Raid unacceptable

Ron Scrimgeour.
Ron Scrimgeour.

FORFAR Community Council’s vow to fight it out for the retention of the town’s common good fund has received the full backing of former Angus Councillor Ron Scrimgeour.

He reminds the decision makers that, in the 1970s when regionalisation took place, the legislators who gave common good resources legal protection when local government was reformed took the view common good funds and property were an essential part of local history and tradition, reconnecting local communities with their elected councillors.

He warned: “The argument is as valid now as it was then. Local identity was in danger of being swallowed up by larger political units and needed protection. Common good assets were earmarked as the legitimate property of the towns they had been donated and bequeathed to by local benefactors.”

Mr Scrimgeour (pictured), who served the Forfar Central ward from 2001 to 2007, explained the individual burghs in Angus were each distinct and unique in their history and cultural traditions.

“To put common good libraries, halls, common land and financial reserves into some common Angus pot, administered from the anonymous and remote Angus House complex on the outskirts of Forfar, goes completely against the spirit of common good property.

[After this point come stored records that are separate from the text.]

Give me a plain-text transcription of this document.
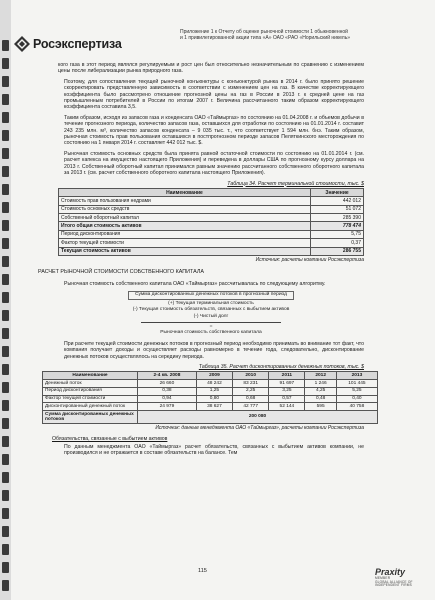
Росэкспертиза
Приложение 1 к Отчету об оценке рыночной стоимости 1 обыкновенной
и 1 привилегированной акции типа «А» ОАО «РАО «Норильский никель»

кого газа в этот период являлся регулируемым и рост цен был относительно незначительным по сравнению с изменением цены после либерализации рынка природного газа.

Поэтому, для сопоставления текущей рыночной конъюнктуры с конъюнктурой рынка в 2014 г. было принято решение скорректировать представленную зависимость в соответствии с изменением цен на газ. В качестве корректирующего коэффициента было рассмотрено отношение прогнозной цены на газ в России в 2013 г. к средней цене на газ промышленным потребителей в России по итогам 2007 г. Величина рассчитанного таким образом корректирующего коэффициента составила 3,5.

Таким образом, исходя из запасов газа и конденсата ОАО «Таймыргаз» по состоянию на 01.04.2008 г. и объемов добычи в течение прогнозного периода, количество запасов газа, оставшихся для отработки по состоянию на 01.01.2014 г. составит 243 235 млн. м³, количество запасов конденсата – 9 035 тыс. т., что соответствует 1 594 млн. бнэ. Таким образом, рыночная стоимость прав пользования оставшихся в постпрогнозном периоде запасов Пеляткинского месторождения по состоянию на 1 января 2014 г. составляет 442 012 тыс. $.

Рыночная стоимость основных средств была принята равной остаточной стоимости по состоянию на 01.01.2014 г. (см. расчет капекса на имущество настоящего Приложения) и переведена в доллары США по прогнозному курсу доллара на 2013 г. Собственный оборотный капитал принимался равным значению рассчитанного собственного оборотного капитала за 2013 г. (см. расчет собственного оборотного капитала настоящего Приложения).

Таблица 34. Расчет терминальной стоимости, тыс. $
Наименование	Значение
Стоимость прав пользования недрами	442 012
Стоимость основных средств	51 072
Собственный оборотный капитал	285 390
Итого общая стоимость активов	778 474
Период дисконтирования	5,75
Фактор текущей стоимости	0,37
Текущая стоимость активов	286 755
Источник: расчеты компании Росэкспертиза
РАСЧЕТ РЫНОЧНОЙ СТОИМОСТИ СОБСТВЕННОГО КАПИТАЛА

Рыночная стоимость собственного капитала ОАО «Таймыргаз» рассчитывалась по следующему алгоритму.

Сумма дисконтированных денежных потоков в прогнозный период
(+) Текущая терминальная стоимость
(-) Текущая стоимость обязательств, связанных с выбытием активов
(-) Чистый долг
=
Рыночная стоимость собственного капитала

При расчете текущей стоимости денежных потоков в прогнозный период необходимо принимать во внимание тот факт, что компания получает доходы и осуществляет расходы равномерно в течение года, следовательно, дисконтирование денежных потоков осуществлялось на середину периода.

Таблица 35. Расчет дисконтированных денежных потоков, тыс. $
Наименование	2-4 кв. 2008	2009	2010	2011	2012	2013
Денежный поток	26 660	48 242	83 231	91 697	1 246	101 445
Период дисконтирования	0,38	1,25	2,25	3,25	4,25	5,25
Фактор текущей стоимости	0,94	0,80	0,68	0,57	0,48	0,40
Дисконтированный денежный поток	24 979	38 627	42 777	52 144	595	40 758
Сумма дисконтированных денежных потоков	200 080					
Источник: данные менеджмента ОАО «Таймыргаз», расчеты компании Росэкспертиза
Обязательства, связанные с выбытием активов

По данным менеджмента ОАО «Таймыргаз» расчет обязательств, связанных с выбытием активов компании, не производился и не отражается в составе обязательств на балансе. Тем

115	Praxity
MEMBER
GLOBAL ALLIANCE OF
INDEPENDENT FIRMS
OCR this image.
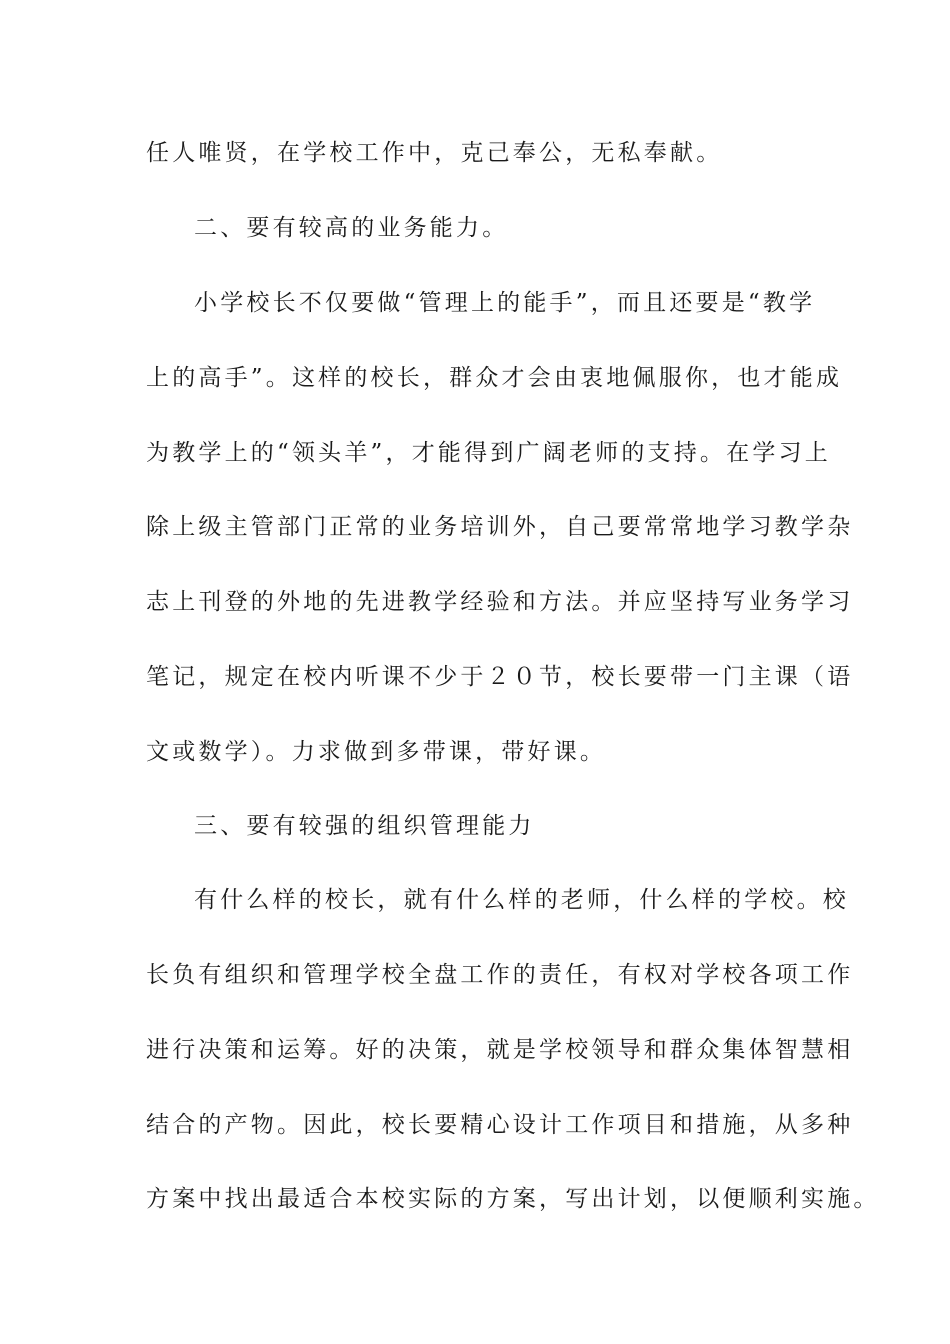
任人唯贤，在学校工作中，克己奉公，无私奉献。
二、要有较高的业务能力。
小学校长不仅要做“管理上的能手”，而且还要是“教学
上的高手”。这样的校长，群众才会由衷地佩服你，也才能成
为教学上的“领头羊”，才能得到广阔老师的支持。在学习上
除上级主管部门正常的业务培训外，自己要常常地学习教学杂
志上刊登的外地的先进教学经验和方法。并应坚持写业务学习
笔记，规定在校内听课不少于２０节，校长要带一门主课（语
文或数学）。力求做到多带课，带好课。
三、要有较强的组织管理能力
有什么样的校长，就有什么样的老师，什么样的学校。校
长负有组织和管理学校全盘工作的责任，有权对学校各项工作
进行决策和运筹。好的决策，就是学校领导和群众集体智慧相
结合的产物。因此，校长要精心设计工作项目和措施，从多种
方案中找出最适合本校实际的方案，写出计划，以便顺利实施。
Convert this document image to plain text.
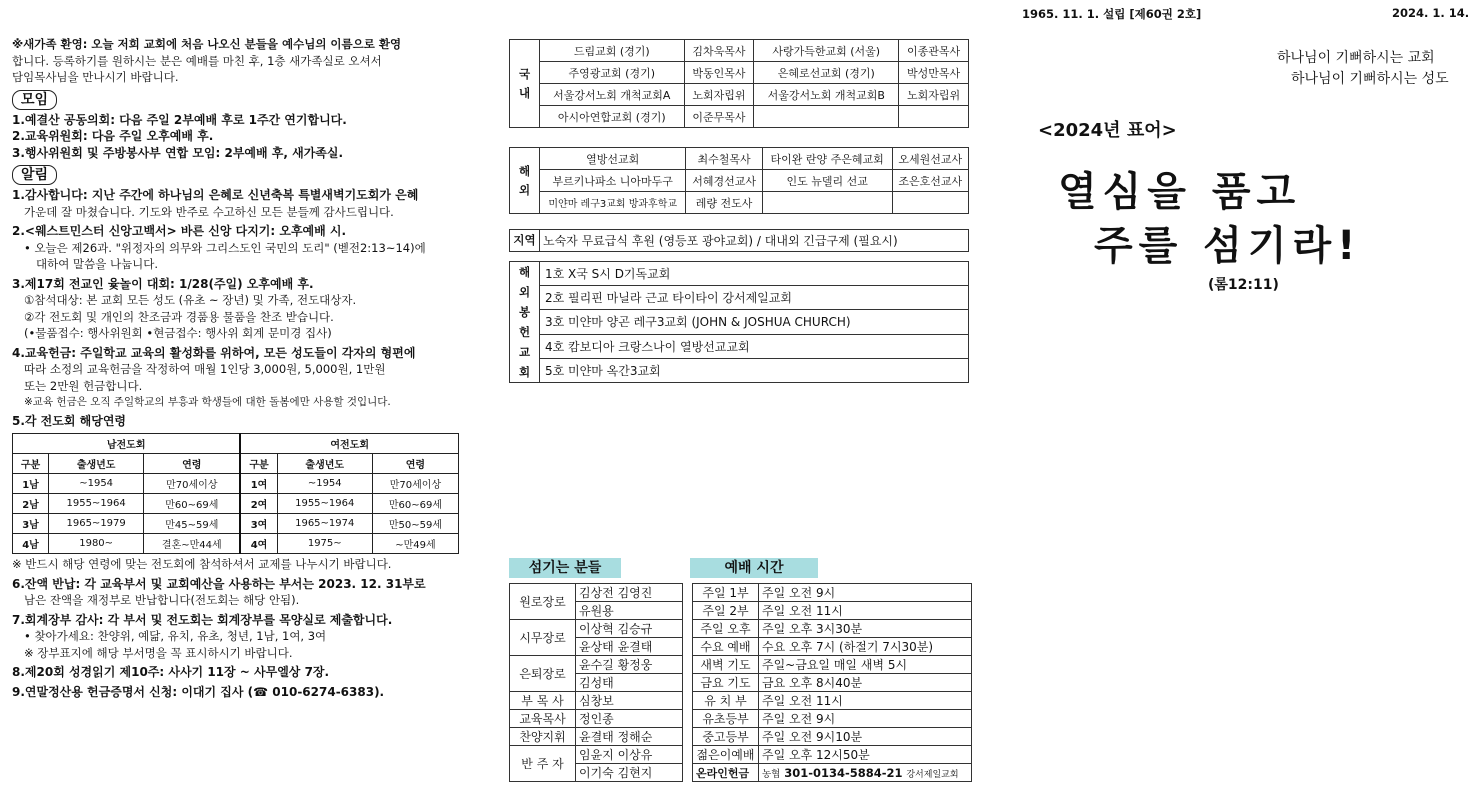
1965. 11. 1. 설립 [제60권 2호]	2024. 1. 14.

※새가족 환영: 오늘 저희 교회에 처음 나오신 분들을 예수님의 이름으로 환영

합니다. 등록하기를 원하시는 분은 예배를 마친 후, 1층 새가족실로 오셔서

담임목사님을 만나시기 바랍니다.

모임

1.예결산 공동의회: 다음 주일 2부예배 후로 1주간 연기합니다.

2.교육위원회: 다음 주일 오후예배 후.

3.행사위원회 및 주방봉사부 연합 모임: 2부예배 후, 새가족실.

알림

1.감사합니다: 지난 주간에 하나님의 은혜로 신년축복 특별새벽기도회가 은혜

가운데 잘 마쳤습니다. 기도와 반주로 수고하신 모든 분들께 감사드립니다.

2.<웨스트민스터 신앙고백서> 바른 신앙 다지기: 오후예배 시.

• 오늘은 제26과. "위정자의 의무와 그리스도인 국민의 도리" (벧전2:13~14)에

대하여 말씀을 나눕니다.

3.제17회 전교인 윷놀이 대회: 1/28(주일) 오후예배 후.

①참석대상: 본 교회 모든 성도 (유초 ~ 장년) 및 가족, 전도대상자.

②각 전도회 및 개인의 찬조금과 경품용 물품을 찬조 받습니다.

(•물품접수: 행사위원회 •현금접수: 행사위 회계 문미경 집사)

4.교육헌금: 주일학교 교육의 활성화를 위하여, 모든 성도들이 각자의 형편에

따라 소정의 교육헌금을 작정하여 매월 1인당 3,000원, 5,000원, 1만원

또는 2만원 헌금합니다.

※교육 헌금은 오직 주일학교의 부흥과 학생들에 대한 돌봄에만 사용할 것입니다.

5.각 전도회 해당연령

남전도회			여전도회		
구분	출생년도	연령	구분	출생년도	연령
1남	~1954	만70세이상	1여	~1954	만70세이상
2남	1955~1964	만60~69세	2여	1955~1964	만60~69세
3남	1965~1979	만45~59세	3여	1965~1974	만50~59세
4남	1980~	결혼~만44세	4여	1975~	~만49세

※ 반드시 해당 연령에 맞는 전도회에 참석하셔서 교제를 나누시기 바랍니다.

6.잔액 반납: 각 교육부서 및 교회예산을 사용하는 부서는 2023. 12. 31부로

남은 잔액을 재정부로 반납합니다(전도회는 해당 안됨).

7.회계장부 감사: 각 부서 및 전도회는 회계장부를 목양실로 제출합니다.

• 찾아가세요: 찬양위, 예닮, 유치, 유초, 청년, 1남, 1여, 3여

※ 장부표지에 해당 부서명을 꼭 표시하시기 바랍니다.

8.제20회 성경읽기 제10주: 사사기 11장 ~ 사무엘상 7장.

9.연말정산용 헌금증명서 신청: 이대기 집사 (☎ 010-6274-6383).

국내	드림교회 (경기)	김차욱목사	사랑가득한교회 (서울)	이종관목사
	주영광교회 (경기)	박동인목사	은혜로선교회 (경기)	박성만목사
	서울강서노회 개척교회A	노회자립위	서울강서노회 개척교회B	노회자립위
	아시아연합교회 (경기)	이준무목사		
해외	열방선교회	최수철목사	타이완 란양 주은혜교회	오세원선교사
	부르키나파소 니아마두구	서혜경선교사	인도 뉴델리 선교	조은호선교사
	미얀마 레구3교회 방과후학교	레량 전도사		
지역	노숙자 무료급식 후원 (영등포 광야교회) / 대내외 긴급구제 (필요시)
해외봉헌교회	1호 X국 S시 D기독교회
2호 필리핀 마닐라 근교 타이타이 강서제일교회
3호 미얀마 양곤 레구3교회 (JOHN & JOSHUA CHURCH)
4호 캄보디아 크랑스나이 열방선교교회
5호 미얀마 옥간3교회
섬기는 분들
원로장로	김상전 김영진
	유원용
시무장로	이상혁 김승규
	윤상태 윤결태
은퇴장로	윤수길 황정웅
	김성태
부 목 사	심창보
교육목사	정인종
찬양지휘	윤결태 정해순
반 주 자	임윤지 이상유
	이기숙 김현지
예배 시간
주일 1부	주일 오전 9시
주일 2부	주일 오전 11시
주일 오후	주일 오후 3시30분
수요 예배	수요 오후 7시 (하절기 7시30분)
새벽 기도	주일~금요일 매일 새벽 5시
금요 기도	금요 오후 8시40분
유 치 부	주일 오전 11시
유초등부	주일 오전 9시
중고등부	주일 오전 9시10분
젊은이예배	주일 오후 12시50분
온라인헌금	농협 301-0134-5884-21 강서제일교회
하나님이 기뻐하시는 교회
하나님이 기뻐하시는 성도
<2024년 표어>
열심을 품고
주를 섬기라!
(롬12:11)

“Councillor Bob Spink is sounding a timely alarm bell that other councillors, particularly the six other independents, should heed. Forfar Community Council Chair Mrs Isobel Ross is absolutely correct in her reported comments that a raid on common good funds to shore up projects in areas without such assets is unacceptable.

“When I was an elected member, any issue that involved common good assets was subject to more scrutiny than any other council business by local councillors.

“All councillors from the burghs in question were invited to meetings with council staff to hear the proposals to either spend common good funds or improve and maintain common good property.

“The most immediate next step was for local councillors to bring the issue before the community council for information, guidance and direction. This approach reconnected local people to their local representatives and to the officers who usually had no direct involvement in the community.

“While local councillors had the final say on common good issues, the community council was a vital part of decision making and made the democratic process more relevant and immediate. That is a mark of true democracy and to reverse this established practice is a backward step.

“It is an unfortunate act of fate that some burghs do not have common good resources but that simply reflects the history, social and economic life of each burgh. Each burgh has unique assets and to put them in some local government bureaucratic blender in the interest of equity is both illogical and unfair.

“Would councillors and officers apply the same principal to other unique assets of a burgh? Should we legislate that Peter Pan was a son of Angus and not just Kirriemuir and move his statue to Forfar? Or re-brand all our museums as “Gateways to the Glens” and move the Seafest festival around each of the seven burghs whether they have a coastline or not? Obviously not, so why this attempted smash and grab over long-standing traditions and assets?

“If it is purely financial then Angus Council has many other areas of reckless spending to stop before trying to alter the course of history that created common good wealth in some areas and not in others. Those areas that have no common good fund were much smaller a hundred years ago when other burghs were industrial power houses with civic minded benefactors. Narrow-minded self interest by certain councillors and officers cannot change that.

“Finally, there was universal condemnation in Angus of the proposed move to bring all the police authorities under one Scotland-wide banner. The cry went up instantly that we would lose our local identity. It is hypocritical, therefore, for the same councillors to ignore the local element that makes common good resources and reserves firmly rooted in the burghs where they originated and where they should remain.”